На обратном пути к нам присоединились несколько деревенских жителей, которым было с нами по пути. Мы остановились у берега реки, чтобы перекусить, и наслаждались теплым летним днем. Кто-то спросил у отца, помнит ли он что-то о своих прошлых инкарнациях.

«В моей последней жизни, – сказал Тулшук Лингпа, – меня звали Кьярай Лама. Мой монастырь стоял выше по долине, и жил я недолго. Один старик, живший ниже по этой дороге, заболел, и я каждый день навещал его и проводил в его доме пуджи, чтобы восстановить его ла, то есть жизненную силу. Его семья держала большое хозяйство со скотом и обширными посевами, так что они могли позволить себе вызывать меня ежедневно на протяжении месяца или даже больше. Каждое утро я ехал на лошади вниз по долине и каждый вечер возвращался назад, обычно очень сонный после сильного напряжения, требовавшегося во время пудж, и тех напитков, которыми они угощали меня перед отъездом.
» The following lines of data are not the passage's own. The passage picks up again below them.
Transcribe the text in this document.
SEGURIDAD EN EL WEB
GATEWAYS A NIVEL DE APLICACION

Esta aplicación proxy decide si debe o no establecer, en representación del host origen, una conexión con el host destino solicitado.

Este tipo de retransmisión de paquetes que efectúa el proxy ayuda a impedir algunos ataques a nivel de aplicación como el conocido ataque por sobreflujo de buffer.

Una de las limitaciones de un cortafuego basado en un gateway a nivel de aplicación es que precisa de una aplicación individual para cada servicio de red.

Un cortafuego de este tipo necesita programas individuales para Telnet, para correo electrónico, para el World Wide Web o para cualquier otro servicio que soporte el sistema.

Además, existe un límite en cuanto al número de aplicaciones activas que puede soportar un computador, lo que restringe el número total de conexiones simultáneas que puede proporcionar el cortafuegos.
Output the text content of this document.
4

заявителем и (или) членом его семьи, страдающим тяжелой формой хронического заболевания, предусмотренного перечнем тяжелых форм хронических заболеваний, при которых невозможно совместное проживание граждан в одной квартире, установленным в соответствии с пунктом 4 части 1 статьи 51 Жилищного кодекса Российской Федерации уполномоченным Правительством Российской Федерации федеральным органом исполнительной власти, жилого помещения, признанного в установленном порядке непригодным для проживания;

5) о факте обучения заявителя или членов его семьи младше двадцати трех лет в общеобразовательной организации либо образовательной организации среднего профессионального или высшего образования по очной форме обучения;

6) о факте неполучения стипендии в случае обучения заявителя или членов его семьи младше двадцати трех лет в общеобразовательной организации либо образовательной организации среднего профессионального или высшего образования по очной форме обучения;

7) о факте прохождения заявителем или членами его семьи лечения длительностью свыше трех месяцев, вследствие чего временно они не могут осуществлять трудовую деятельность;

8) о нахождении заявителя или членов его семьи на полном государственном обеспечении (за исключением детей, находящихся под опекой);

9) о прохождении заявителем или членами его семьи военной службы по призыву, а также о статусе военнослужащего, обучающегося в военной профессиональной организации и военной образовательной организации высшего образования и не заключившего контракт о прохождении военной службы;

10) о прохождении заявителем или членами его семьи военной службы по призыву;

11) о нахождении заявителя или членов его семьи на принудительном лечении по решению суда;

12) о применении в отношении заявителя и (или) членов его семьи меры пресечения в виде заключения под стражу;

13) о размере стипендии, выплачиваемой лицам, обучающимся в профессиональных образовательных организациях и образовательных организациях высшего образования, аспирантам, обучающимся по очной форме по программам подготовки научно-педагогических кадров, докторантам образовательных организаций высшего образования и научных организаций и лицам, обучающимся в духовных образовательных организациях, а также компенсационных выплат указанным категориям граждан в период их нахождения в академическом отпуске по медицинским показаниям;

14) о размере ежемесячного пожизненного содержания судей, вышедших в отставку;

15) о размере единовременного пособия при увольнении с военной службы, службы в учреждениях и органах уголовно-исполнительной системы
Но у меня была верная лошадь, которая знала дорогу. Пока я дремал на ее на спине, она всегда доставляла меня обратно в монастырь.

В одном месте долина становилась узкой, а ее склоны – крутыми. Там стоял только один дом, окруженный скудными огородами, где жила пожилая женщина. Тропа шла прямо через ее грядки, и с каждым днем она все сильнее сердилась на меня. Она трясла мне вслед кулаком и осыпала меня ругательствами. Но другого пути в долину не было. Ее не смущало даже то, что я носил одеяние ламы.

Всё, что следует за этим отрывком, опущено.